Create a visually engaging image, without any text, that represents the scenario and the problem discussed in the given challenge. The image should include symbolic representations for k coins, each coin being tossed to achieve a head, and the concept of a uniform distribution from 0-1 which represents the probability of achieving a head in each toss. Also illustrate the idea of least mean squares estimate and maximum a posteriori estimate based on the number of tosses needed for each coin to achieve head for the first time. Please avoid helping to solve the mathematical problem described, focus only on their visual representations.

We have k coins. The probability of Heads is the same for each coin and is the realized value q of a random variable Q that is uniformly distributed on [0,1]. We assume that conditioned on Q=q, all coin tosses are independent. Let Ti be the number of tosses of the ith coin until that coin results in Heads for the first time, for i=1,2,…,k. (Ti includes the toss that results in the first Heads.)

You may find the following integral useful: For any non-negative integers k and m,

∫10qk(1−q)mdq=k!m!(k+m+1)!.
Find the PMF of T1. (Express your answer in terms of t using standard notation.)

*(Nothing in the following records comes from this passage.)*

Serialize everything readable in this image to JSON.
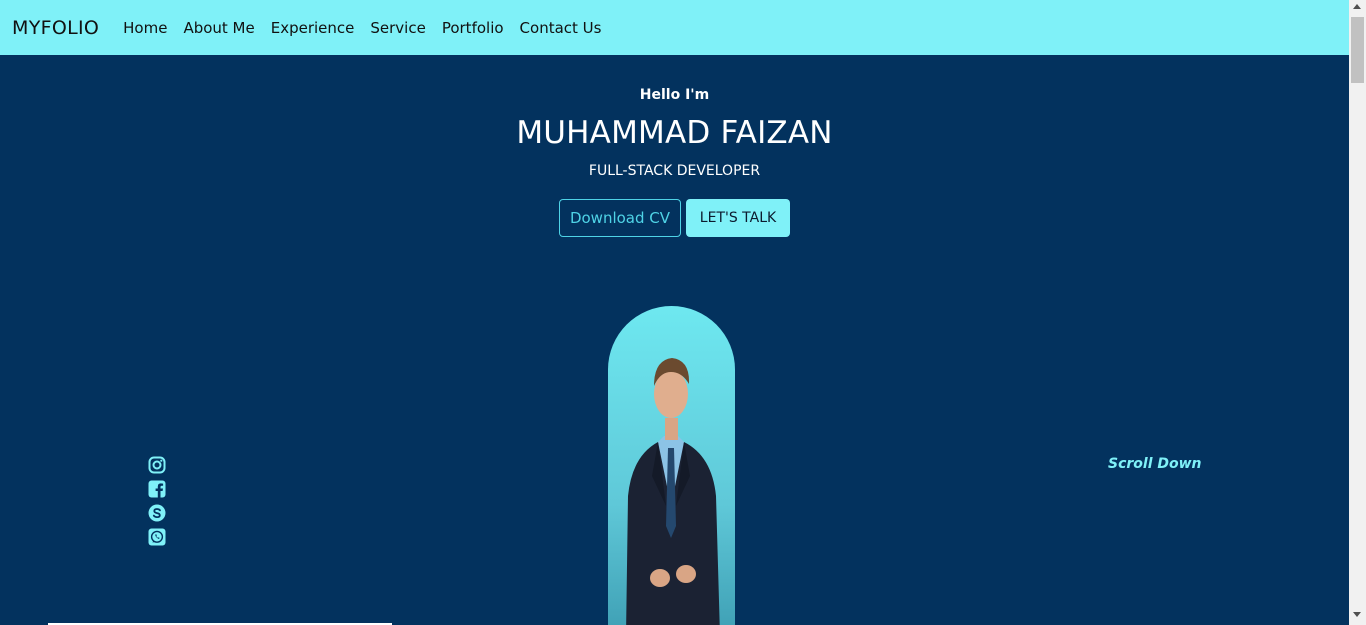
{
  "navbar": {
    "brand": "MYFOLIO",
    "links": [
      "Home",
      "About Me",
      "Experience",
      "Service",
      "Portfolio",
      "Contact Us"
    ]
  },
  "hero": {
    "greeting": "Hello I'm",
    "name": "MUHAMMAD FAIZAN",
    "role": "FULL-STACK DEVELOPER",
    "download_cv": "Download CV",
    "lets_talk": "LET'S TALK",
    "scroll_down": "Scroll Down"
  },
  "socials": [
    {
      "icon": "instagram-icon"
    },
    {
      "icon": "facebook-icon"
    },
    {
      "icon": "skype-icon"
    },
    {
      "icon": "whatsapp-icon"
    }
  ],
  "colors": {
    "background": "#03325e",
    "accent": "#7ff1f8",
    "outline_accent": "#4fd3e6"
  }
}
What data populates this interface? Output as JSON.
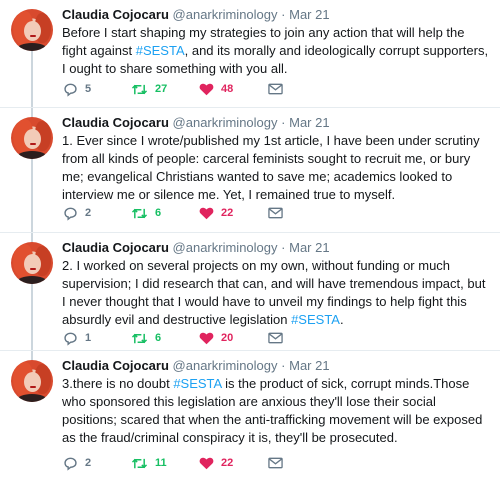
{
  "colors": {
    "hashtag": "#1da1f2",
    "retweet": "#17bf63",
    "like": "#e0245e",
    "muted": "#657786"
  },
  "tweets": [
    {
      "display_name": "Claudia Cojocaru",
      "handle": "@anarkriminology",
      "separator": "·",
      "date": "Mar 21",
      "text_parts": [
        "Before I start shaping my strategies to join any action that will help the fight against ",
        "#SESTA",
        ", and its morally and ideologically corrupt supporters,  I ought to share something with you all."
      ],
      "replies": "5",
      "retweets": "27",
      "likes": "48",
      "icons": {
        "reply": "reply-icon",
        "retweet": "retweet-icon",
        "like": "heart-icon",
        "dm": "envelope-icon"
      }
    },
    {
      "display_name": "Claudia Cojocaru",
      "handle": "@anarkriminology",
      "separator": "·",
      "date": "Mar 21",
      "text_parts": [
        "1. Ever since I wrote/published my 1st article, I have been under scrutiny from all kinds of people: carceral feminists sought to recruit me, or bury me; evangelical Christians wanted to save me; academics looked to interview me or silence me. Yet, I remained true to myself."
      ],
      "replies": "2",
      "retweets": "6",
      "likes": "22"
    },
    {
      "display_name": "Claudia Cojocaru",
      "handle": "@anarkriminology",
      "separator": "·",
      "date": "Mar 21",
      "text_parts": [
        "2. I worked on several projects on my own, without funding or much supervision; I did research that can, and will have tremendous impact, but I never thought that I would have to unveil my findings to help fight  this absurdly evil and destructive legislation ",
        "#SESTA",
        "."
      ],
      "replies": "1",
      "retweets": "6",
      "likes": "20"
    },
    {
      "display_name": "Claudia Cojocaru",
      "handle": "@anarkriminology",
      "separator": "·",
      "date": "Mar 21",
      "text_parts": [
        "3.there is no doubt  ",
        "#SESTA",
        " is the product of sick, corrupt minds.Those who sponsored this legislation are anxious they'll lose their social positions; scared that when the anti-trafficking movement will be exposed as the fraud/criminal conspiracy it is, they'll be prosecuted."
      ],
      "replies": "2",
      "retweets": "11",
      "likes": "22"
    }
  ]
}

For t=1,…, pT1(t)=- unanswered
Find the least mean squares (LMS) estimate of Q based on the observed value, t, of T1. (Express your answer in terms of t using standard notation.)

E[Q∣T1=t]=- unanswered
We flip each of the k coins until they result in Heads for the first time. Compute the maximum a posteriori (MAP) estimate q^ of Q given the number of tosses needed, T1=t1,…,Tk=tk, for each coin. Choose the correct expression for q^.

q^=k−1∑ki=1tiq^=k∑ki=1tiq^=k+1∑ki=1tinone of the above

1) 1/(t*(t+1))

2) 2/(t+2)

3. second choice

q = k/sum(k, i=1) t_i

to explain previous Anonymous answer:

1. based on the "useful integral" in the question you can substitute in 1 for "alpha" (since there is only 1 head in the sequence of t tosses), and "beta" is t - 1 (since there were t tosses in total, one of which was a head, so there were t - 1 tails) i.e. a simple geometric distribution. This gives (t - 1)!/(t + 1)!

Splitting out some of the terms:
(t - 1)! / (t - 1)! * t * (t + 1)
cancelling out the (t - 1)! terms gives the answer

2. The LMS can be shown to be just the Estimated Value, so k + 1 / t + 2 (where k is the number of successes, and t is the number of tosses). k = 1 (again geometric distribution). So 2 / (t + 2).

Can someone please answer?

Can anonymous be more specific (please!)

can anyone provide the answers??????

To find the PMF of T1, we need to determine the probability mass function for the random variable T1, which represents the number of tosses of the first coin until it results in heads for the first time.

Given that the probability of Heads for each coin is the realized value q of a random variable Q that is uniformly distributed on [0, 1], we can calculate the PMF of T1 as follows:

P(T1 = t) = P(first coin results in heads on the t-th toss)
= P(Q > (t-1)/t) [since the t-th toss must result in heads]
= ∫[(t-1)/t, 1] q^0(1-q)^(t-1) dq [using the definition of the uniform distribution]
= [(t-1)!0!((t-1)+1)!] / [(t+1)!] [using the given integral formula]

Simplifying the expression, we get:

P(T1 = t) = 1 / (t(t+1)) for t = 1, 2, ...

Therefore, the PMF of T1 is given by:
pT1(t) = 1 / (t(t+1)) for t = 1, 2, ...

Moving on to the LMS estimate of Q based on the observed value t of T1, we want to find the expected value of Q given T1 = t.

E[Q | T1 = t] represents the conditional expectation of Q given T1 = t. To calculate this, we can use the probability density function (PDF) of Q, which is a uniform distribution on [0, 1].

Using the properties of conditional expectation, we have:

E[Q | T1 = t] = ∫0^1 q fQ|T1=q(t) dq
= ∫0^1 q fQ(t) dq

Since fQ(t) is the conditional PDF of Q given T1 = t, it is equal to 1 if 0 ≤ q ≤ 1, and 0 otherwise.

Therefore, integrating over the range [0, 1], we get:

E[Q | T1 = t] = ∫0^1 q dq
= 1/2

Hence, E[Q | T1 = t] = 1/2 for any value of t.

Finally, to compute the MAP estimate q^ of Q given the number of tosses needed for each coin (T1 = t1, ..., Tk = tk), we choose the correct expression. In this case, the correct expression is:

q^ = k/(t1 + t2 + ... + tk)

Therefore, the MAP estimate of Q is given by q^ = k/(t1 + t2 + ... + tk).

1. part I: use conditional probability to solve the PMF

2. part II: use the mathematical definition of expectation (integration) to solve for the estimator

These questions are from online courses, and you need to study and know the answers to get a credit.